Buy-to-let: Bad for renters, bad for first-time buyers – and now bad for everyone?

Jul 02, 2015 12:52 PM

The buy-to-let ‘boom’ that has occurred over the last twenty years, coinciding with the huge growth of the private rented sector more generally, has meant this kind of mortgage has been normalised within the British psyche, but without perhaps enough analysis of what it means for the economy and wider society.

Of course, private renters and potential first-time buyers have been critics. It’s clear that the tax advantages that buy-to-let landlords enjoy means many people are crowded out from buying a home just to live in.

With new pension rules from April this year that have allowed retirees to take out their state pension in a lump sum, it’s likely this disparity will only be exacerbated.

For renters themselves, the terms set by buy-to-let mortgage lenders often mean landlords are bound to offer short-term tenancy agreements or forbidden from letting to someone who is claiming benefits.

So we know buy-to-let holds back aspiring first-time buyers, reduces security of tenure and encourages income discrimination. But a recent intervention from the Bank of England suggests that the lending terms on which many of these mortgages are granted could also contribute to future financial instability.

In its latest Financial Stability Report, the bank has said that easy access to credit being used to invest in buy-to-let could lead to higher house prices and greater household indebtedness.

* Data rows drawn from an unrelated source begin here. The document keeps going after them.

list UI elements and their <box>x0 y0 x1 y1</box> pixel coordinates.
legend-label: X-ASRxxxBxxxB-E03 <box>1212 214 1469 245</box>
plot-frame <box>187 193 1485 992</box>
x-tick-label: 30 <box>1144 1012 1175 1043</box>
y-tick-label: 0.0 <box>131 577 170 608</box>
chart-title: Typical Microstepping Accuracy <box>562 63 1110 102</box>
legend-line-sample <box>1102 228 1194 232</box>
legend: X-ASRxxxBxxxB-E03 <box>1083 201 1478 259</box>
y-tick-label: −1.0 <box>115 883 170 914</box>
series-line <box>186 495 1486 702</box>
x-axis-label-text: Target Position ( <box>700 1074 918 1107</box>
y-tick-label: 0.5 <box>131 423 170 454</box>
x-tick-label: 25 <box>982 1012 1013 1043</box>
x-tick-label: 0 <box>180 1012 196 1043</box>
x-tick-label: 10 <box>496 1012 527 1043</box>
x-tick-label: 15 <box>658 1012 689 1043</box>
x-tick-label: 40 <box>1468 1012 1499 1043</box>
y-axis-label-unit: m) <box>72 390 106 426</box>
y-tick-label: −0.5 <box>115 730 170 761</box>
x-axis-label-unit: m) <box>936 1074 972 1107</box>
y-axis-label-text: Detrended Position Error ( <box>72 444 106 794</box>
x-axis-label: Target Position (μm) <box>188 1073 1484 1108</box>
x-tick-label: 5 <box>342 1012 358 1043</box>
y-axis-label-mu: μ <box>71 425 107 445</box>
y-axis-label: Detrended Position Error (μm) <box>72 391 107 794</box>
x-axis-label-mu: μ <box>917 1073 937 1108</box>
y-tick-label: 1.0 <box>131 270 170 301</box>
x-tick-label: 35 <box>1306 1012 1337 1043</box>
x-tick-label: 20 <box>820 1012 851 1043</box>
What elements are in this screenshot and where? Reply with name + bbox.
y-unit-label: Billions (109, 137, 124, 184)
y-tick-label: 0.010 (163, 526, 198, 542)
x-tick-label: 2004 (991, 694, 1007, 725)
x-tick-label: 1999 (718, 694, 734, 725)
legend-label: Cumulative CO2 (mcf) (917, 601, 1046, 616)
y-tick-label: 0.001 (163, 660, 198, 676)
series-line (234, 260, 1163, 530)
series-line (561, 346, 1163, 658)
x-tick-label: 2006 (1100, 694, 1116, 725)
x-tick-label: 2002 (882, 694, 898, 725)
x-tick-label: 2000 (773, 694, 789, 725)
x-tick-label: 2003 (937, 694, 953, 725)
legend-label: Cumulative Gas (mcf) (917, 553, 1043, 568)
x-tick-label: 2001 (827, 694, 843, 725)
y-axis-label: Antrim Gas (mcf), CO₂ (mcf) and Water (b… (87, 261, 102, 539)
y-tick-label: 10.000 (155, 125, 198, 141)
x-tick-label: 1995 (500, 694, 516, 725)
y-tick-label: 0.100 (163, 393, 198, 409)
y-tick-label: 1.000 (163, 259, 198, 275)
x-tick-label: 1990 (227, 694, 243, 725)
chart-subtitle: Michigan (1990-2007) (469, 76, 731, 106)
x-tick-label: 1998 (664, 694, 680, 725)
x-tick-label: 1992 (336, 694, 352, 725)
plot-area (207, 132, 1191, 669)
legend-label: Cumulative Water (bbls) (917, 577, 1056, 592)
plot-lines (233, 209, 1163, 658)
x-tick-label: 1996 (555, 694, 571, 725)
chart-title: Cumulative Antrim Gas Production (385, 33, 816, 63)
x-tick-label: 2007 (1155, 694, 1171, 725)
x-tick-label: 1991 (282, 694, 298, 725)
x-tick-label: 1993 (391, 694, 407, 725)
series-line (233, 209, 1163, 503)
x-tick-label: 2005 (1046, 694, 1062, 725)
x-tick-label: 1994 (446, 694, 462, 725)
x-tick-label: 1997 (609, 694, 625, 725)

With a potential rise in interest rates looking more likely, higher mortgage rates could make it harder for some buy-to-let landlords to maintain their current properties.

If defaults start to become more normal, or buy-to-let crashes more widely, we need to make sure private renters are protected and not just evicted through no fault of their own.

To that end, local authorities should be looking at provisions to buy up properties in this situation and carry on as the landlord, while central government should consider how it can get in institutional management firms to buy up larger portfolios with the ability to offer more secure and affordable rents.

Of course, those tenants who want to buy the properties they are currently renting should also get that opportunity if their landlord defaults.

For too long, buy-to-let has been allowed to act as a cash cow for certain investors without the wider socioeconomic consequences being considered; if we are to see a downturn, let’s make sure policy is in place so benefit those who would be the immediate victims – millions of private renters.